Claude Code is an agentic coding tool that reads your codebase, edits files, runs commands, and integrates with your development tools. Available in your terminal, IDE, desktop app, and browser. Surfaces: terminal CLI (claude), VS Code, JetBrains, desktop, web, iOS. Install: curl https://claude.ai/install.sh, Homebrew, WinGet, apt/dnf/apk. All surfaces share the same engine + CLAUDE.md + Skills + MCP config.
Q. Claude Code features mapped to T22?
L4 custom tools: Agent SDK / hooks. L5 Anthropic-provided: built-in bash + text_editor + web search. L6 MCP: native via configuration (same mcp_servers + mcp_toolset shape). L7 caching: CLAUDE.md auto-cached as system prompt; auto memory accumulates learnings across sessions. L8 loop: Claude Code IS an L8-style loop, scaled and productionized. L9 patterns: any of the six implementable; sub-agents (L11) for patterns 4 + 6.
Q. Skills + Claude Code = L9 patterns made durable?

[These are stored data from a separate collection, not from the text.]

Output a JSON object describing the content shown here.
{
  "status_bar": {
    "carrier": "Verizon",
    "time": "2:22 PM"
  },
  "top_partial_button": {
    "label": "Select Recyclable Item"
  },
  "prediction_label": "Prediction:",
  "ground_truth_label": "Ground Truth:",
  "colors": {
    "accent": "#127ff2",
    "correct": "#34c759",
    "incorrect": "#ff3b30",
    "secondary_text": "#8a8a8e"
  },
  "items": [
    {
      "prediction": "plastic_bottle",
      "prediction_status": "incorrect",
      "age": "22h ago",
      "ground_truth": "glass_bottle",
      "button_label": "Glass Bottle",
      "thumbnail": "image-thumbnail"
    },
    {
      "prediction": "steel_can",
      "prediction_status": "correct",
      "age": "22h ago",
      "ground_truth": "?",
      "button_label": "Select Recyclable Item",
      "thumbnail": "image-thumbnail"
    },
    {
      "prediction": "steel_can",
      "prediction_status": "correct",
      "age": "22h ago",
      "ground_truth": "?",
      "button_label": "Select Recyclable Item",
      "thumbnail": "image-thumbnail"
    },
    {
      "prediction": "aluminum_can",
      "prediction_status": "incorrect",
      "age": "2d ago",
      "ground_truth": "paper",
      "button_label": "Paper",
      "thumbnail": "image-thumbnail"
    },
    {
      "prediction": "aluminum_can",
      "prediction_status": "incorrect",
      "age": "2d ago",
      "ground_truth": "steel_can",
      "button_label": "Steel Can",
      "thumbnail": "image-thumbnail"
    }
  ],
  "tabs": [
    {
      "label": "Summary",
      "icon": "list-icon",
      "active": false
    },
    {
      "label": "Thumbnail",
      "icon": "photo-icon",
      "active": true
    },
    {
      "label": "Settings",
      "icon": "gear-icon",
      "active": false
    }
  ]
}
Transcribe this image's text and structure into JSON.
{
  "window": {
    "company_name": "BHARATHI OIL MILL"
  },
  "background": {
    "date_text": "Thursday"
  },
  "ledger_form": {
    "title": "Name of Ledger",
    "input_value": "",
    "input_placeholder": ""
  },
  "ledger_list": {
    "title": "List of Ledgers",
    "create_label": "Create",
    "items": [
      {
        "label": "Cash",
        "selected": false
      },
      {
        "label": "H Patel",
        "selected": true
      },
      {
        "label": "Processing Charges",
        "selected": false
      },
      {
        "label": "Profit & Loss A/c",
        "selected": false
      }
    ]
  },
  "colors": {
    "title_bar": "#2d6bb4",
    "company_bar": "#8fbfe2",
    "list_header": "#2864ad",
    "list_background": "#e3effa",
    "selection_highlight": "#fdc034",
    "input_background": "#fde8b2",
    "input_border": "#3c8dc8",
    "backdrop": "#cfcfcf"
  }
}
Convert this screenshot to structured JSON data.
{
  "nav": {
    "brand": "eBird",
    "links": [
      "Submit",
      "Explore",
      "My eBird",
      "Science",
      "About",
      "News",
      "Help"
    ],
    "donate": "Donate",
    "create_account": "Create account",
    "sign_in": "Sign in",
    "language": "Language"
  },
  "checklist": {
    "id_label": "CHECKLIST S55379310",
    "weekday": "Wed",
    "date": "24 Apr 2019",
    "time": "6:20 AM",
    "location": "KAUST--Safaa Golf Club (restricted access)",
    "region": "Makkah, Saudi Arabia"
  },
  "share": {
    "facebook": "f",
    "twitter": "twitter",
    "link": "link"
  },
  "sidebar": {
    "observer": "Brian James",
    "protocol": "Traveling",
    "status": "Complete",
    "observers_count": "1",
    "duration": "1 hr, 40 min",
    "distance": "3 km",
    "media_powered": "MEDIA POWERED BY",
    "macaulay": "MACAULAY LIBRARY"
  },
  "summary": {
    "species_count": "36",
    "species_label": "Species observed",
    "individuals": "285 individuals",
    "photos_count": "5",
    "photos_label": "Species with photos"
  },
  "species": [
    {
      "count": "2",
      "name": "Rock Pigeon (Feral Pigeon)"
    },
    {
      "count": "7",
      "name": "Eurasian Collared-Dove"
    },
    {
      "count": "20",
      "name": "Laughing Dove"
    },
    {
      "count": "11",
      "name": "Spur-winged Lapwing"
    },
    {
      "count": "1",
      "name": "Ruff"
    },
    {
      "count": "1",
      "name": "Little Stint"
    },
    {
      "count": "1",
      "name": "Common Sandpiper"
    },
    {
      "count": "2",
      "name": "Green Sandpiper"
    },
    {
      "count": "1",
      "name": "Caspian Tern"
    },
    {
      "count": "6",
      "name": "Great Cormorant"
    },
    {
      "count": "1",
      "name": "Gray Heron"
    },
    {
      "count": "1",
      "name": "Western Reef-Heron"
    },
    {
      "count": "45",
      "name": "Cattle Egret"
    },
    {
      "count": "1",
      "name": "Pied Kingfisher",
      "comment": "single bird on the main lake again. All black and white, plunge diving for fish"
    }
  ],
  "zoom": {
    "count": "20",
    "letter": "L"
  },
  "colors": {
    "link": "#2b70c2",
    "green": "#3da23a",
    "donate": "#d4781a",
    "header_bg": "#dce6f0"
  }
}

Routing (L9.2): each branch is a Skill; description routes. Chaining (L9.1): chain of Skills with bundled scripts handing off. Orchestrator-workers (L9.4): an orchestrator Skill names worker Skills. Autonomous agent (L9.6): Claude Code + your domain Skills. What changes: version history, code review, team-shareability, surface portability, auto-discovery by description. The patterns are unchanged; the durability and shareability of the instructions is what Skills + Claude Code add.
Q. Security discipline (verbatim) and the four risks?
Verbatim: Use Skills only from trusted sources: those you created yourself or obtained from Anthropic. Four risks: (1) tool misuse (Skill directs Claude to invoke tools harmfully); (2) data exposure (Skill leaks sensitive data); (3) external-source compromise (third-party Skill changes maintainers); (4) Skills that fetch external URLs (fetched content may carry instructions). Posture: audit before installing; prefer Anthropic-published or team-authored; project-committed .claude/skills/ go through code review.